Stimulants aren’t anything new. As a species we’ve been searching for better ways to boost performance for thousands of years – from South Americans chewing coca leaves to stave off altitude sickness to coffee-driven office workers in London and cocaine-fueled traders on Wall Street. Stimulants seem a natural part of our progression, a way to get ahead of the competition. Unsurprisingly then, similar stimulants in the form of energy drinks have entered the world of sports. It was only a matter of time before a cunning athlete or nutritionist devised a way to better an opponent without training any harder. Modern day energy drinks are renowned for two things: sugar and caffeine. Both of which can, in a concentrated amount, boost performance in the short term.
So where did it all start? To find the answer you probably have to look back to the 1960s. There came a point when drinks started to be produced for the sole purpose of providing energy, and it all started in Japan. Taisho Pharmaceuticals developed the first drink specifically targeted at increasing energy, which contained a mixture of vitamins as well as taurine. The invention of industry giant Red Bull came some twenty years later, and with the welcomed additions of caffeine and sugar. Red Bull was introduced to the European market in the late nineties, and a new industry found its opening.
These days athletes across all disciplines can be seen using energy drinks. Colorful concoctions claim to be better for hydration than water, which to some extent, is justified. Drinks such as Powerade include many of the minerals lost through sweat during exercise, such as sodium, which is vital to keeping the body hydrated. On top of this, as silly as it sounds, energy drinks tend to taste better than water, increasing the likelihood that they will be taken on board before, during and after exercise.

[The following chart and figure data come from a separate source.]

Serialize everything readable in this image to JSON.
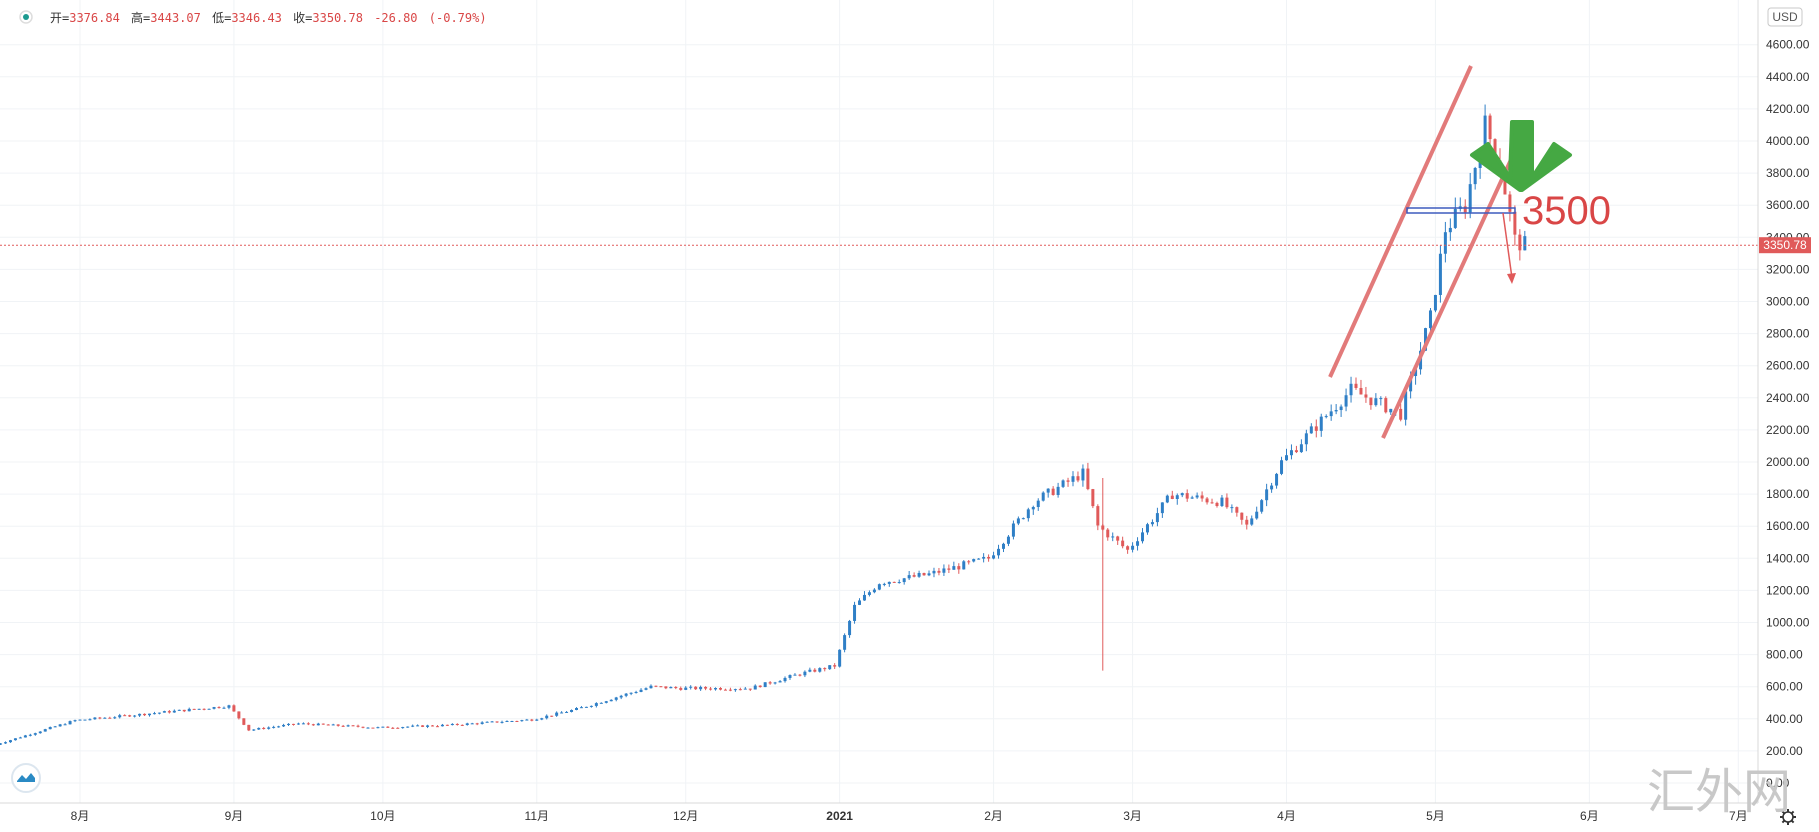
{
  "legend": {
    "open_label": "开=",
    "open": "3376.84",
    "high_label": "高=",
    "high": "3443.07",
    "low_label": "低=",
    "low": "3346.43",
    "close_label": "收=",
    "close": "3350.78",
    "change": "-26.80",
    "change_pct": "(-0.79%)"
  },
  "currency": "USD",
  "last_price_label": "3350.78",
  "annotation_text": "3500",
  "watermark": "汇外网",
  "colors": {
    "up": "#2f7fc6",
    "down": "#e05a5a",
    "channel": "#e27a7a",
    "arrow_green": "#45a843",
    "support": "#3d5bbd",
    "price_line": "#e05a5a",
    "text_red": "#d94646"
  },
  "chart_data": {
    "type": "candlestick",
    "x_tick_labels": [
      "8月",
      "9月",
      "10月",
      "11月",
      "12月",
      "2021",
      "2月",
      "3月",
      "4月",
      "5月",
      "6月",
      "7月"
    ],
    "y_tick_labels": [
      "0.00",
      "200.00",
      "400.00",
      "600.00",
      "800.00",
      "1000.00",
      "1200.00",
      "1400.00",
      "1600.00",
      "1800.00",
      "2000.00",
      "2200.00",
      "2400.00",
      "2600.00",
      "2800.00",
      "3000.00",
      "3200.00",
      "3400.00",
      "3600.00",
      "3800.00",
      "4000.00",
      "4200.00",
      "4400.00",
      "4600.00"
    ],
    "ylim": [
      0,
      4800
    ],
    "grid": true,
    "last_price": 3350.78,
    "support_level": 3500,
    "series": [
      {
        "date": "2020-07-15",
        "value": 230
      },
      {
        "date": "2020-08-01",
        "value": 390
      },
      {
        "date": "2020-08-15",
        "value": 430
      },
      {
        "date": "2020-09-01",
        "value": 480
      },
      {
        "date": "2020-09-05",
        "value": 330
      },
      {
        "date": "2020-09-15",
        "value": 370
      },
      {
        "date": "2020-10-01",
        "value": 345
      },
      {
        "date": "2020-10-15",
        "value": 360
      },
      {
        "date": "2020-11-01",
        "value": 395
      },
      {
        "date": "2020-11-10",
        "value": 460
      },
      {
        "date": "2020-11-25",
        "value": 600
      },
      {
        "date": "2020-12-01",
        "value": 590
      },
      {
        "date": "2020-12-15",
        "value": 590
      },
      {
        "date": "2020-12-25",
        "value": 680
      },
      {
        "date": "2021-01-01",
        "value": 730
      },
      {
        "date": "2021-01-05",
        "value": 1100
      },
      {
        "date": "2021-01-10",
        "value": 1250
      },
      {
        "date": "2021-01-20",
        "value": 1300
      },
      {
        "date": "2021-02-01",
        "value": 1400
      },
      {
        "date": "2021-02-10",
        "value": 1750
      },
      {
        "date": "2021-02-20",
        "value": 1930
      },
      {
        "date": "2021-02-23",
        "value": 1600
      },
      {
        "date": "2021-03-01",
        "value": 1450
      },
      {
        "date": "2021-03-10",
        "value": 1800
      },
      {
        "date": "2021-03-20",
        "value": 1750
      },
      {
        "date": "2021-03-25",
        "value": 1600
      },
      {
        "date": "2021-04-01",
        "value": 2000
      },
      {
        "date": "2021-04-15",
        "value": 2450
      },
      {
        "date": "2021-04-25",
        "value": 2300
      },
      {
        "date": "2021-05-01",
        "value": 2900
      },
      {
        "date": "2021-05-04",
        "value": 3450
      },
      {
        "date": "2021-05-08",
        "value": 3600
      },
      {
        "date": "2021-05-12",
        "value": 4100
      },
      {
        "date": "2021-05-15",
        "value": 3850
      },
      {
        "date": "2021-05-18",
        "value": 3380
      },
      {
        "date": "2021-05-20",
        "value": 3350.78
      }
    ]
  }
}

This simple facts means they can be effective substitutes for a bottle of H2O.
But what about the effects of these additives and stimulants? Whilst some, such as Creatine and Taurine have proven effects on muscle contractions, the benefits of others can be hard to substantiate. Caffeine, after providing an initial buzz, can be dangerous when consumed in high amounts. All in all this means that yes, energy drinks do provide short term benefits to athletes, but may also have longer term risks to health. Common risks and symptoms include heart palpitations, dizziness, chest pain and insomnia – all of which are linked to high consumption of energy drinks.
The truth probably lies somewhere in between the energy drink sceptics and those who preach of their effectiveness. Yes, they are useful for replenishing lost minerals during exercise, and are effective for rehydration. But some simply contain too much sugar and caffeine, providing only a short term high with potentially dangerous effects if consumed in large quantities. If you’re a serious athlete, make the most of them. If not, it’s unlikely that you’re doing yourself any favors.